Seoul's main stock index surged past 5,000 points for the first time in history on Thursday, a striking milestone achieved as South Korea navigates its deepest political crisis in decades.
The KOSPI (Korea Composite Stock Price Index) closed at 5,012.34, marking a 2.1 percent gain and shattering the psychological barrier that has eluded the market for years. The breakthrough comes barely a month after President Yoon Suk Yeol's impeachment over his short-lived martial law declaration plunged the nation into constitutional turmoil.
The disconnect between political chaos and market euphoria reflects a fundamental shift in how investors view South Korea's economic fundamentals. While the National Assembly debates impeachment proceedings and prosecutors investigate the former president, foreign and institutional investors have been pouring capital into Korean equities at record pace.

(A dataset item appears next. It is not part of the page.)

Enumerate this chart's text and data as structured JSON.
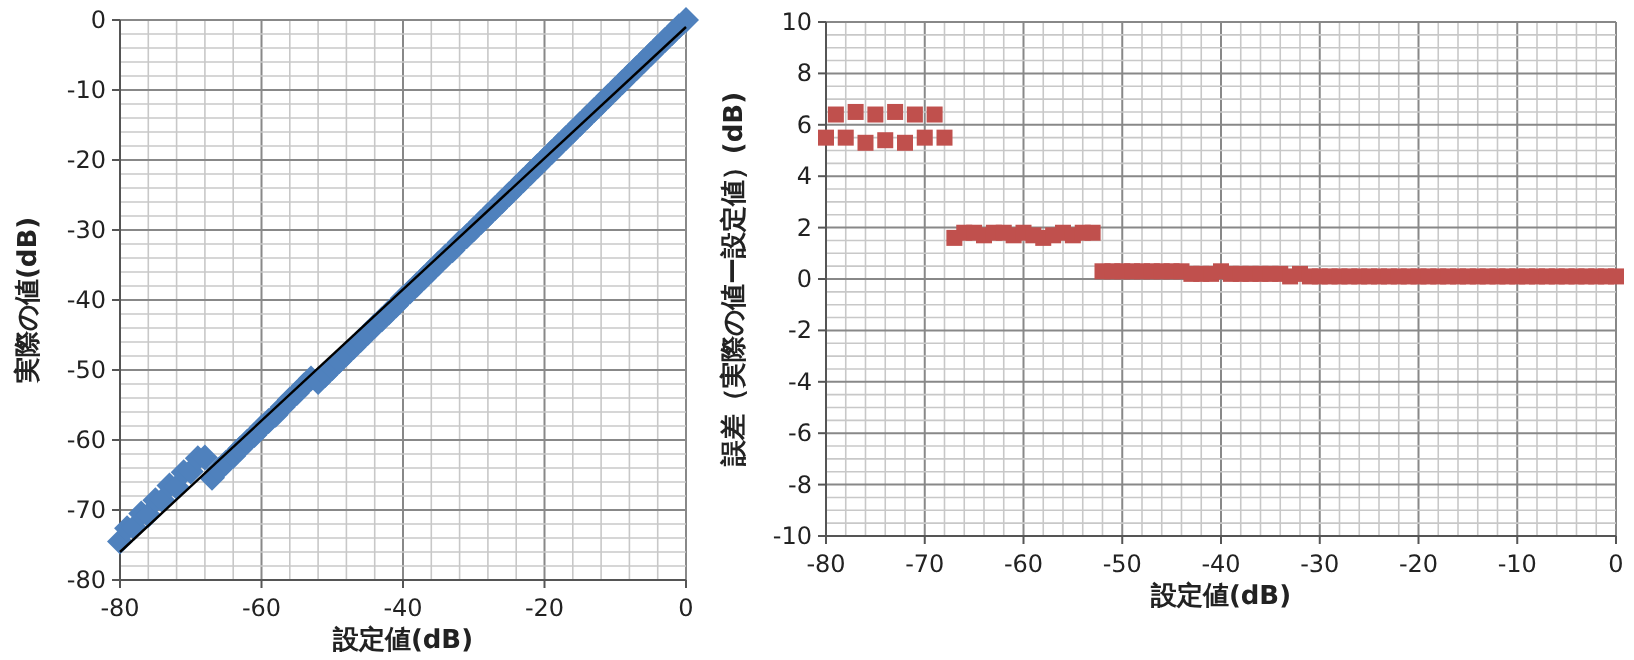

Analysts attribute the rally to several converging factors. South Korea's semiconductor sector—led by Samsung and SK Hynix—continues to benefit from the global AI boom, with memory chip prices stabilizing after a two-year downturn. The won's recent depreciation has also made Korean exports more competitive, particularly in key markets like China and Southeast Asia.
"Political risk is being priced as temporary, while the economic fundamentals remain solid," according to Chosun Ilbo's market analysis. "Investors are betting that whoever emerges from this crisis will maintain the export-focused policies that have driven growth."
The milestone is particularly notable given the timing. Just six months ago, the KOSPI languished below 4,500 as concerns about China's economic slowdown and rising U.S. interest rates weighed on sentiment. Thursday's close represents a gain of more than 11 percent since October.
Yet the rally masks deeper structural challenges. 's economy contracted 0.3 percent in the fourth quarter of 2025, according to Bank of Korea data released the same day, marking the first quarterly contraction in six months. Consumer spending remains weak as households grapple with high debt levels and inflation that, while moderating, continues to erode purchasing power.